During the goldrush of the 1820’s, two outsiders strike up a friendship and a business plan: Using stolen milk from the only cow in the Oregon Territory, they start producing cakes that match the finest treats of the civilized world. With the cakes a runaway success, their only problem is keeping the nightly milk heists a secret. With the uniquely charming and universally critically acclaimed FIRST COW, Kelly Reichardt (MEEK’S CUTOFF, CERTAIN WOMEN) returns with another warm and nuanced tale of life in the Pacific Northwest.
Christovam moves from rural northern Brazil to a former Austrian colony in the south to work in a milk factory. As one of few dark-skinned people in town, he is met with threats and racist prejucides by locals but finds solace in an abandoned house which seems to have a mind of its own. Upon moving in, Christovam discovers that the house is materializing his own memories – and slowly driving him insane. Seductively atmospheric and surreal, MEMORY HOUSE is a dark fairytale of a modern-day Brazil haunted by its colonial past.
From the ancient Slavic forests, a mysterious figure emerges with strange abilities and a foldable massage table. In a modern city somewhere in Eastern Europe, he encounters a society cursed by a relentless pursuit of material goods and a pathological drive to emulate the West. As he makes his way through the community, the inhabitants start to wake up from their spiritual sleep. NEVER GONNA SNOW AGAIN is a stylish, poetic and hauntingly resonant fable about modernity and identity in post-Soviet Eastern Europe.
When Maria is admitted to an institution for people with mental disabilities, she immediately becomes friends with Dragana. But when they discover that they are both in love with their fellow resident Robert, jealousy turns the two of them into bitter – and dangerous – enemies. Filmed in an institution and featuring residents playing fictionalized versions of themselves, OASIS is an emotionally raw and uncomfortably realistic film about love, friendship and the unquenchable thirst for independence.

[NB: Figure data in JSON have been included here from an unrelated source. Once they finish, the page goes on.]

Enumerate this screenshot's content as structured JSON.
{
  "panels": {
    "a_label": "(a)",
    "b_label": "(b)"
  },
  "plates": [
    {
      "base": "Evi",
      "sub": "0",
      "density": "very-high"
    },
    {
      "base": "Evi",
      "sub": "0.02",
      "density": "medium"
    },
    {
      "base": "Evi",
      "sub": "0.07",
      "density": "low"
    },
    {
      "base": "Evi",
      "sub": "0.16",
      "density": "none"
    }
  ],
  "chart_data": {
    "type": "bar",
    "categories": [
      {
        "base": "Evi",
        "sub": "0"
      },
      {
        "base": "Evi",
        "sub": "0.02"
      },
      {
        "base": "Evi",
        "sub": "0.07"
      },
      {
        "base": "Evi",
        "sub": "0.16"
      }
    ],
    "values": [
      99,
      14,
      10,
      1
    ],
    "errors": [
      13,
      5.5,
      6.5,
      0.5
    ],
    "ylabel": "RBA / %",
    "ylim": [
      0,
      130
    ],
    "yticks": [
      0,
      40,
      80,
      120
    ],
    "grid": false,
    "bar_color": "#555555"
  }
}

In a remote villa somewhere in Austria lives ten-year-old Elli and the man she refers to as “papa”. However, the relationship between the two is not what it seems at first glance. For one thing, “papa” touches Elli in a way no adult should ever touch a child. For the other, Elli is a robot. Combining ideas from Spike Jonze’s HER and Alex Garland’s EX MACHINA with the stark and unpleasant tone of Michael Haneke and Ulrich Seidl, Sandra Wollner’s stylish and atmospheric sci-fi film poses some very uncomfortable questions.
In YALDA, A NIGHT FOR FORGIVENESS a young woman sentenced to death for the murder of her husband gets one chance at having her conviction overturned: By begging his relatives for forgiveness on live TV. Using this bizarre and very real form of Iranian television entertainment as a framing device, director Massoud Bakshi expertly ratchets up the tension, as the story behind the husband’s death is slowly revealed. The result is a remarkably suspenseful drama about the inherent misogyny of the religious laws which permeate Iranian society.
The winner will be announced at BIFF's awards ceremony on Thursday 15 October 2020, and the winning films will have an extra screening each during the last festival weekend.